Re: [PATCH] bcachefs: Avoid a potential memory over-allocation in bch2_printbuf_make_room()

From: Kent Overstreet
Date: Tue Sep 19 2023 - 15:21:30 EST


On Tue, Sep 19, 2023 at 08:34:00PM +0200, Christophe JAILLET wrote:
> Le 19/09/2023 à 15:18, Brian Foster a écrit :
> > On Sat, Sep 16, 2023 at 10:45:23AM +0200, Christophe JAILLET wrote:
> > > kmalloc() and co. don't always allocate a power of 2 number of bytes.
> > > There are some special handling for 64<n<=96 and 128<n<=192 cases.
> > >
> >
> > It's not immediately clear to me what you mean by "special handling."
> > Taking a quick look at slabinfo, it looks like what you mean is that
> > slab rounding is a bit more granular than power of two, particularly in
> > these ranges. Is that right? If so, JFYI it would be helpful to describe
> > that more explicitly in the commit log.
>
> That's what I tried to do with my 2 phrases.
> Sound good and clear to the French speaking man I am :)
>
> Would you mind updating the phrasing yourself?
> A trial and error method about wording with a non native English speaking
> person can be somewhat a long and boring experience to me.
>
> All what I could propose, with the help of google translate, is:
>
> "
> kmalloc() does not necessarily allocate a number of bytes equal to a power
> of two. There are special cases for sizes between 65 and 96 and between 129
> and 192. In these cases, 96 and 192 bytes are allocated respectively.
>
> So, instead of forcing an allocation always equal to a power of two, it may
> be interesting to use the same rounding rules as kmalloc(). This helps avoid
> over-allocating some memory.
>
> Use kmalloc_size_roundup() instead of roundup_pow_of_two().

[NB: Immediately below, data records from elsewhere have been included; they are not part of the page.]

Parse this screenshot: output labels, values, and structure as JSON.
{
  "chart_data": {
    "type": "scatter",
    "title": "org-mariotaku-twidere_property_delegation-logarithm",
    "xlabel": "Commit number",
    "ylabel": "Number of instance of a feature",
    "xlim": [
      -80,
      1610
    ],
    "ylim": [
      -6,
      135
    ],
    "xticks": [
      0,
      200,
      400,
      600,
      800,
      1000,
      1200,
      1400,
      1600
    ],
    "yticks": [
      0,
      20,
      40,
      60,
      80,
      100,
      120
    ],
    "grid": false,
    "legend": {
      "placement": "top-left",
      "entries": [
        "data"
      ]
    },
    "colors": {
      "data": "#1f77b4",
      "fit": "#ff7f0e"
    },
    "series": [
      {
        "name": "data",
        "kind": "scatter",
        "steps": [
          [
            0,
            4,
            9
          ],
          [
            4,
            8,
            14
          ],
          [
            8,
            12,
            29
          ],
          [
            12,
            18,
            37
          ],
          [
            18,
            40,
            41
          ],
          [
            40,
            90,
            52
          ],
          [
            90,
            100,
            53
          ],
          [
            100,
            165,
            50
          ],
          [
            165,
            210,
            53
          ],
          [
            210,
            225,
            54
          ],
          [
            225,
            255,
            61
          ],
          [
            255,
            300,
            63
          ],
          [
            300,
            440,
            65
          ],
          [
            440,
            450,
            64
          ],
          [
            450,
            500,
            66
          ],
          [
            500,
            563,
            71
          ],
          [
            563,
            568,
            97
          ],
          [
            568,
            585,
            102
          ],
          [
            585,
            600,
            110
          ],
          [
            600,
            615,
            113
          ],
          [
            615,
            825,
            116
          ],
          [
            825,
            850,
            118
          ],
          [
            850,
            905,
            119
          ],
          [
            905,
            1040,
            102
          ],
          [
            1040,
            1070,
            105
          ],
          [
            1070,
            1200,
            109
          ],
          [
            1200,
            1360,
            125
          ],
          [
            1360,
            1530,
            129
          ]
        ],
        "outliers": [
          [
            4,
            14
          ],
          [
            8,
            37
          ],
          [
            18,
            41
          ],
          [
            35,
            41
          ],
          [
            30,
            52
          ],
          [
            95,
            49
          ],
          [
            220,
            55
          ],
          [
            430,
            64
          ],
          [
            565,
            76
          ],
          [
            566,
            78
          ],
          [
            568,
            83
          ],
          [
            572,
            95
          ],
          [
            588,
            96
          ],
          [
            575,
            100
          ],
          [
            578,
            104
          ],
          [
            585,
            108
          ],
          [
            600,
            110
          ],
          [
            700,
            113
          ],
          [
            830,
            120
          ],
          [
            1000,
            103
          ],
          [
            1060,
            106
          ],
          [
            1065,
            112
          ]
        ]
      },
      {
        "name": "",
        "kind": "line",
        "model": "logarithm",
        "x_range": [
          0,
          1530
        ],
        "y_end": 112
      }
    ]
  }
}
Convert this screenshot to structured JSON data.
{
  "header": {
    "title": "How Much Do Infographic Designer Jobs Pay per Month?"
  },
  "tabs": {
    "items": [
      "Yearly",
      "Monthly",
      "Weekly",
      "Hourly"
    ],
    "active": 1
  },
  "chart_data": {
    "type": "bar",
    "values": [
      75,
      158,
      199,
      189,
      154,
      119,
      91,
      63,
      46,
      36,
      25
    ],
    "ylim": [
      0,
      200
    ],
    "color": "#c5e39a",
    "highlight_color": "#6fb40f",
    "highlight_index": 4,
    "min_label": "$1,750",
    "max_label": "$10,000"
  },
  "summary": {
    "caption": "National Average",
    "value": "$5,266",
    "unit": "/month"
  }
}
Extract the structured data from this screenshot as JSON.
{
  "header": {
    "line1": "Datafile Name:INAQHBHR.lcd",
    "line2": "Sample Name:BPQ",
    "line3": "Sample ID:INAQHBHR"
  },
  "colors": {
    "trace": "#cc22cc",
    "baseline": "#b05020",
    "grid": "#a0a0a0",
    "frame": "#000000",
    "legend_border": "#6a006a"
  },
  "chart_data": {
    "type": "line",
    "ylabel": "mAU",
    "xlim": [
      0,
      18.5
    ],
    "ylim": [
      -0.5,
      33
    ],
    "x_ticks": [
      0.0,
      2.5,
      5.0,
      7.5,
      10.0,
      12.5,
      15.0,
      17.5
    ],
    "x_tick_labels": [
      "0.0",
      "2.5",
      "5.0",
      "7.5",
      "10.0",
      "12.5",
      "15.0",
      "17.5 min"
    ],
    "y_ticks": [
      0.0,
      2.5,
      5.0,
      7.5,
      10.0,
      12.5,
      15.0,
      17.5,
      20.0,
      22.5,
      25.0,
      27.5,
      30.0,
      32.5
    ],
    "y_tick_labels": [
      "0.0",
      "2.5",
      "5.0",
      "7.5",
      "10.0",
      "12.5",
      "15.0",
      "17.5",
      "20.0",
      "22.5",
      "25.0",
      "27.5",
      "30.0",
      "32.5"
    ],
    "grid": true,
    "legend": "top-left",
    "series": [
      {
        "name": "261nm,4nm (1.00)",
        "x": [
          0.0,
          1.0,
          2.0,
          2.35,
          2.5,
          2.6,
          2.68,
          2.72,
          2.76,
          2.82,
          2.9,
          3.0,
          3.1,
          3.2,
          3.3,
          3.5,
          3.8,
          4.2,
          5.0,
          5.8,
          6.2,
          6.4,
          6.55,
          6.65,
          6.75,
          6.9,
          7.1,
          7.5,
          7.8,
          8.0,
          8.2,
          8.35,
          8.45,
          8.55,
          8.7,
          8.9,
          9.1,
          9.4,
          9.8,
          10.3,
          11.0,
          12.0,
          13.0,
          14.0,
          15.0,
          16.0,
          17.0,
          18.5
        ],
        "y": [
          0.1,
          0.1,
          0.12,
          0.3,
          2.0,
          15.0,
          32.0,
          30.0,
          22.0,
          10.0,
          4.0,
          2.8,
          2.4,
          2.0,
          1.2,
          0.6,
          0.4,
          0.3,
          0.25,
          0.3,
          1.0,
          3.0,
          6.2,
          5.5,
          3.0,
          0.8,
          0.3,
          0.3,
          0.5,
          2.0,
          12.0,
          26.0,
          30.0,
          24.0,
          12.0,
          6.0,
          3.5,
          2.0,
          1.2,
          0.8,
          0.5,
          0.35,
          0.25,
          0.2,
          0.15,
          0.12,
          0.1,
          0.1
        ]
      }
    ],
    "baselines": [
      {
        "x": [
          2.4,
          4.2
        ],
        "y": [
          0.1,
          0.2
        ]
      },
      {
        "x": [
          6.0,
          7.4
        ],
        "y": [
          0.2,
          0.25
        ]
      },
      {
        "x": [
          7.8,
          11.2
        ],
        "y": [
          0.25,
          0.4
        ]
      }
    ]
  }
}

kmalloc_size_roundup() actually isn't correct in this situation.

Whenever doing a dynamically growable array (e.g. a vector), when
reallocating the new size has to be a constant factor multiple of the
old size. This gets you amortized constant time for vector insertion;
growing the array differently can easily get you O(n^2) time.

IOW, avoiding internal fragmentation isn't what we want; internal
fragmentation is already bounded by the current code.